Sharing a common language with the UK made things much easier than compiling dossiers on citizens of other European countries. She logged onto the UK electoral-register database to find Seif’s home address. He had homes in both Surrey and London, and a second voter was registered at the Surrey address by the name of Samantha Seif, who Rebecca assumed was Seif’s wife.
After a few minutes of clicking and typing, she had phone numbers and a credit history. Seif’s resume was next. A while later, she had surrounding area maps of the two addresses and a growing list of biographical information.
By the time her companion returned, Rebecca wanted to know everything about Elliot Seif there was to know. She glanced towards the other computer.
The software had stopped counting.
CHAPTER 45
St Petersburg, Russia
Monday
17:25 MSK
The amber-coloured liquid sloshed into the glass, and Aleksandr Norimov threw the Scotch down his throat. He clenched his teeth and poured himself another drink. The heat from the whisky felt good spreading through his insides. He was surprised and glad to be alive. When the shooting started, he felt sure that he wasn’t going to make it out of there. He put a hand to his chest. His heart was still thundering. He was too old, too out of practice for such excitement.
Norimov sat behind his desk, wondering what the hell was going to happen next, when he heard the cars pull up outside and poured himself a third drink. He’d finished his fourth by the time the office door was thrown open and the man walked in. There was an arrogance and casual menace in the way he carried himself, even with the fresh wound dressing that covered his left cheek from nose to ear and eye socket to jawbone.
‘He killed five of our people this afternoon,’ Aniskovach spat. ‘Tell me where he is.’
Norimov gestured to the dressing. ‘Bet that’s going to leave a nice scar.’
Aniskovach was still for a second before swiping his arm across the desk’s surface, knocking the bottle of whisky, glasses, and a stack of papers to the floor.
‘WHERE IS HE? ’
Norimov pushed his chair back and bent over to pick the bottle and two cracked tumblers off the floor.
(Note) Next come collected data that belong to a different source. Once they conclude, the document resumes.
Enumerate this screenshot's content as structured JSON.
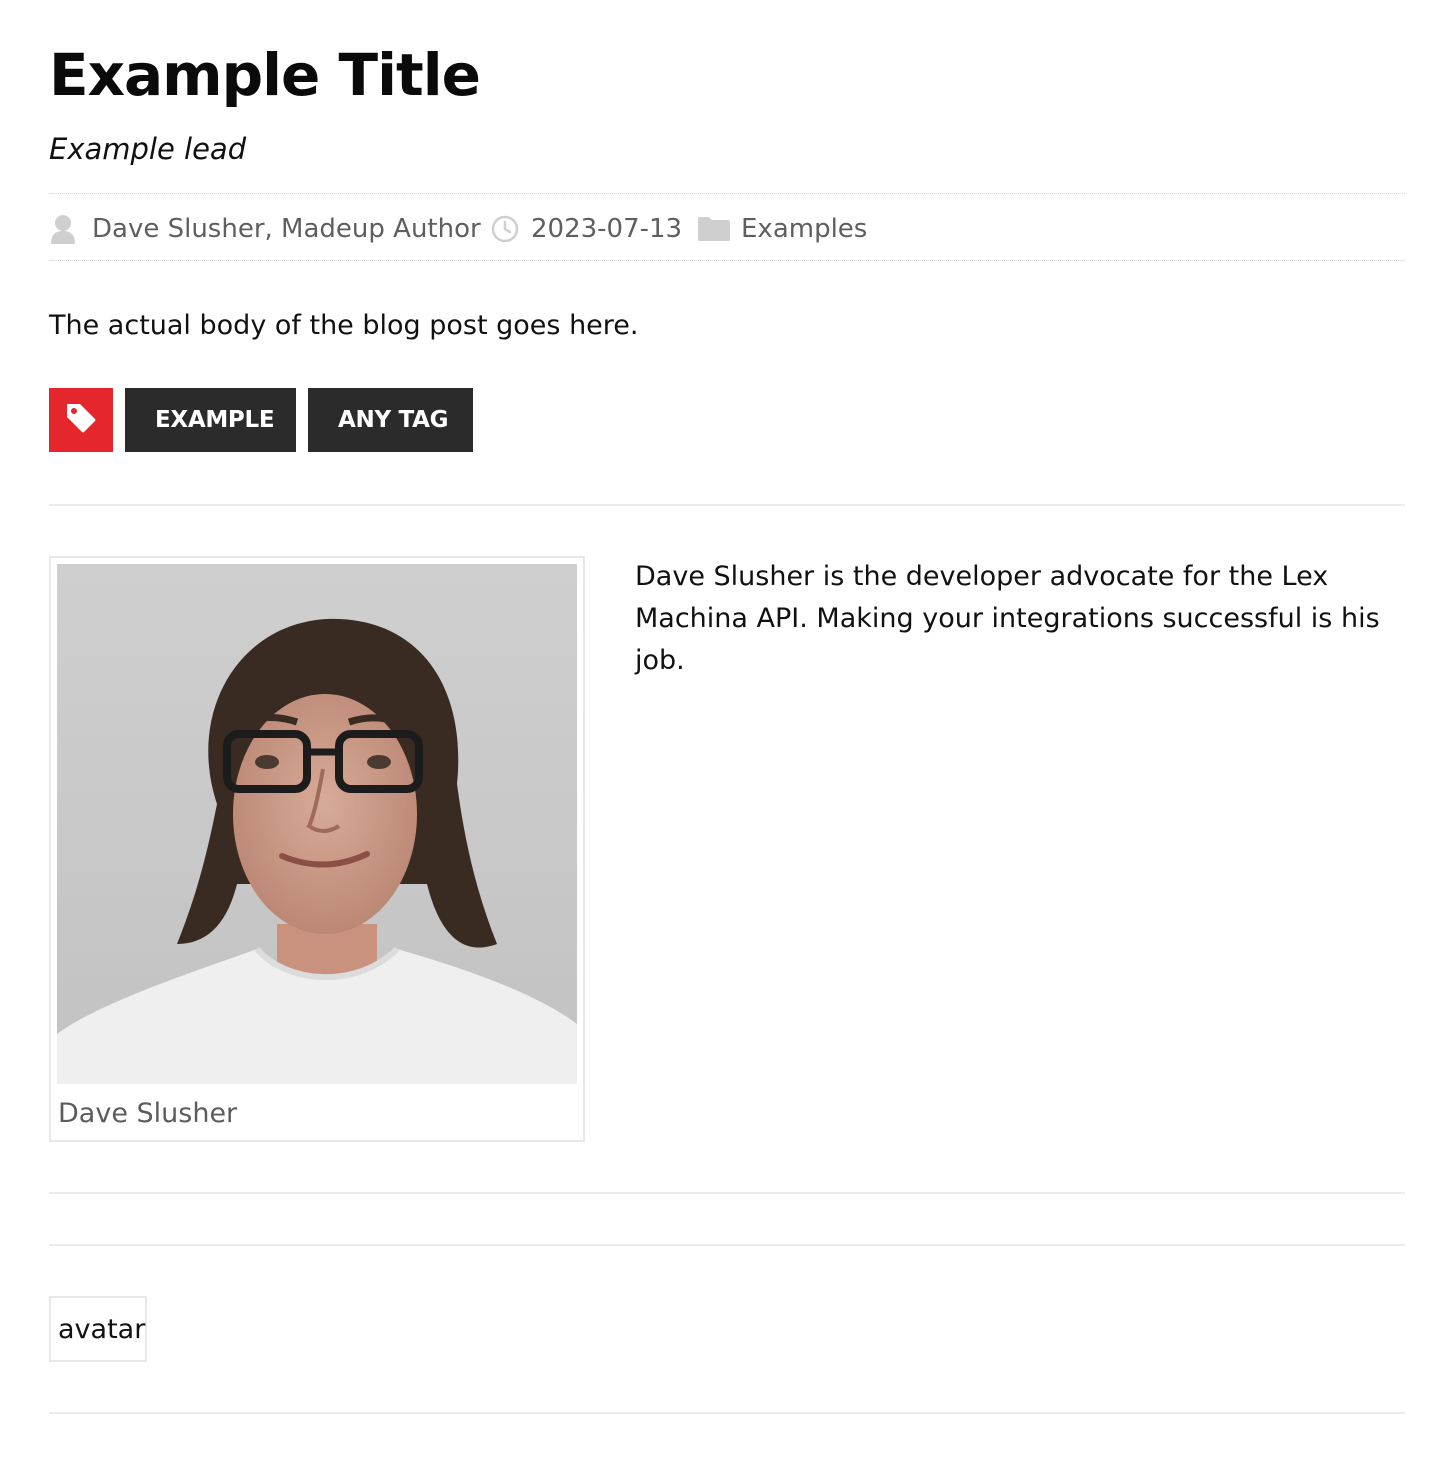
{
  "post": {
    "title": "Example Title",
    "lead": "Example lead",
    "body": "The actual body of the blog post goes here."
  },
  "meta": {
    "author": "Dave Slusher, Madeup Author",
    "author_icon": "user-icon",
    "date": "2023-07-13",
    "date_icon": "clock-icon",
    "category": "Examples",
    "category_icon": "folder-icon"
  },
  "tags": {
    "icon": "tag-icon",
    "icon_color": "#e5262d",
    "items": [
      "EXAMPLE",
      "ANY TAG"
    ]
  },
  "author_box": {
    "caption": "Dave Slusher",
    "bio": "Dave Slusher is the developer advocate for the Lex Machina API. Making your integrations successful is his job.",
    "photo_alt": "Dave Slusher"
  },
  "avatar": {
    "alt_text": "avatar"
  }
}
He set them back on the table and sucked the Scotch from his fingers.
‘How the fuck would I know?’ Norimov reached for the bottle. ‘You’re the SVR, not me.’
‘If I thought for one moment you told him we were there…’
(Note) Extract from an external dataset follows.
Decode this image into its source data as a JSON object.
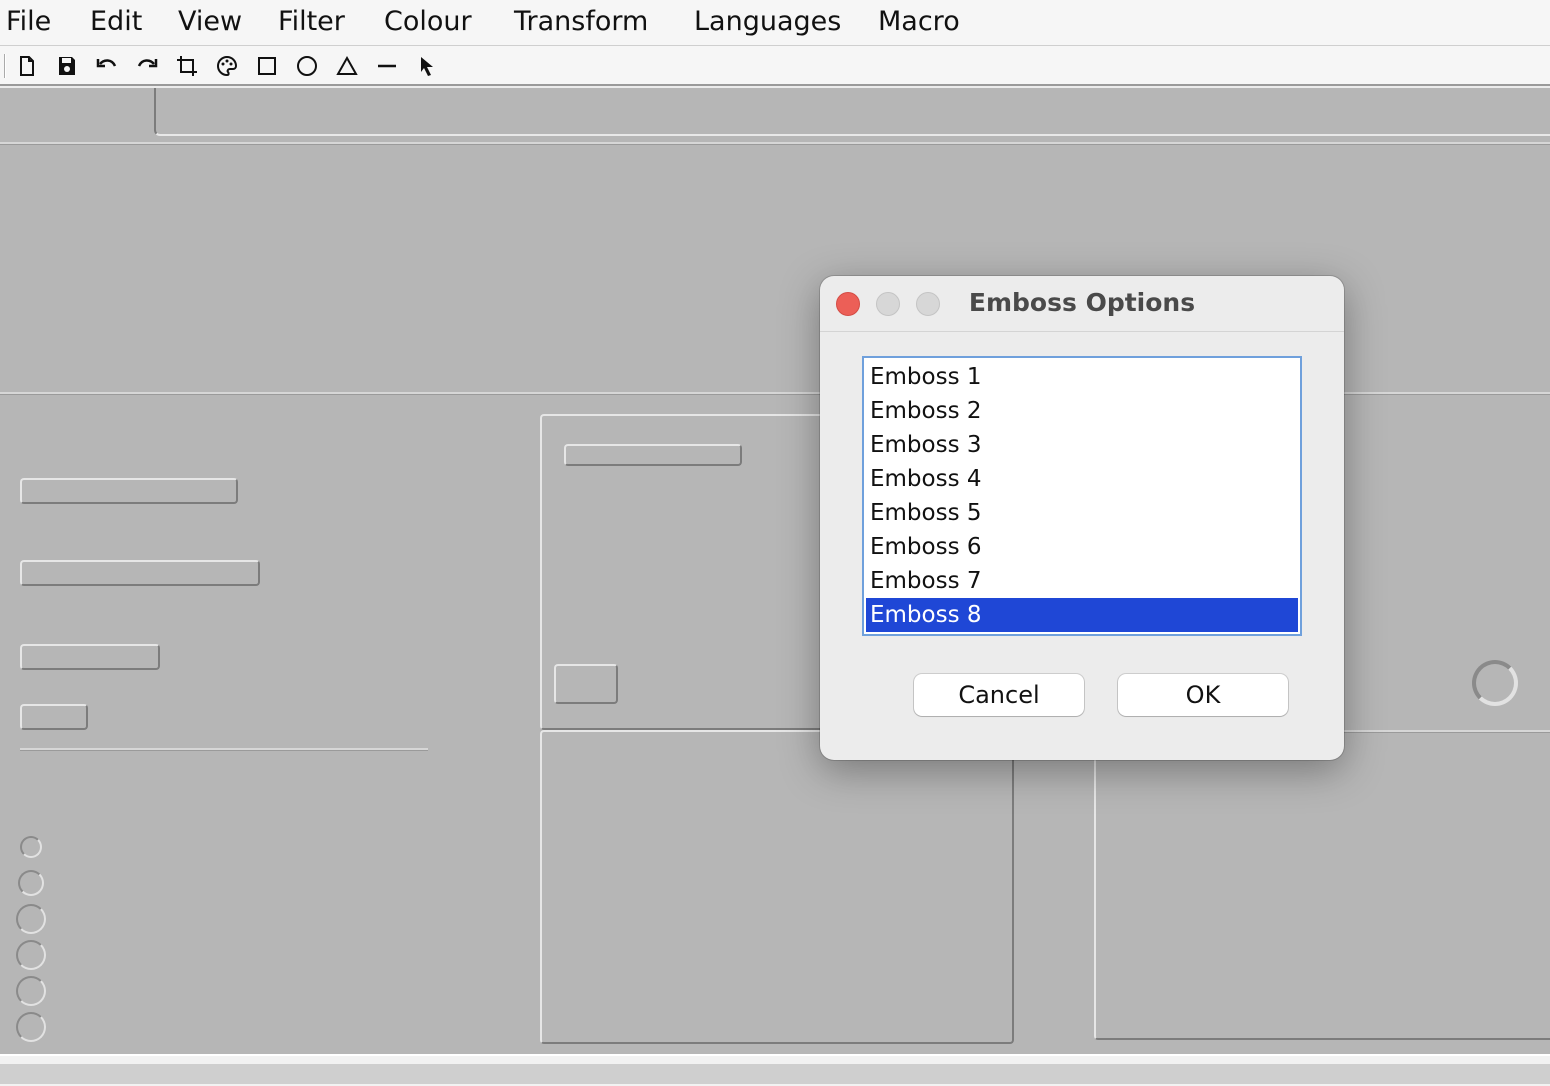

‘Don’t be so stupid.’ Norimov shook his head. ‘And don’t assume that I am either. It was you who screwed it up by having men in the parking lot. I told you he’d spot them.’
Aniskovach looked around, as if trying to formulate an appropriate rebuttal. After a moment he took the seat opposite Norimov, and placed his gloved hands on the table. He spread his fingers. ‘Yes, yes you did.’ He gave a crooked smile then grimaced and put a hand to his face.
Norimov hid his amusement perfectly. ‘Smiling stings, eh?’
Aniskovach frowned. ‘I guess I should have listened to your advice. You’re not as over the hill as you look.’
Norimov ignored the comment. He took hold of the whisky bottle. ‘Drink?’
Aniskovach regarded him for a minute. ‘Thanks,’ he said eventually.
Norimov took a new glass and poured Aniskovach a Scotch. He took a sip. ‘He didn’t try leaving via the airport,’ Aniskovach said.
‘Did you think he would?’
Aniskovach didn’t say anything.
Norimov smirked. ‘Getting the first plane out of the country is exactly what you’d expect. So that would be exactly the last thing he’d actually do. He’s good, or did you not pay attention to that lesson earlier?’
Aniskovach frowned. ‘So where is he?’
Norimov shook his head. ‘You’re persistent if nothing else. Why would you think he would ever tell me where he was staying or where he was going? He never did in the past either.’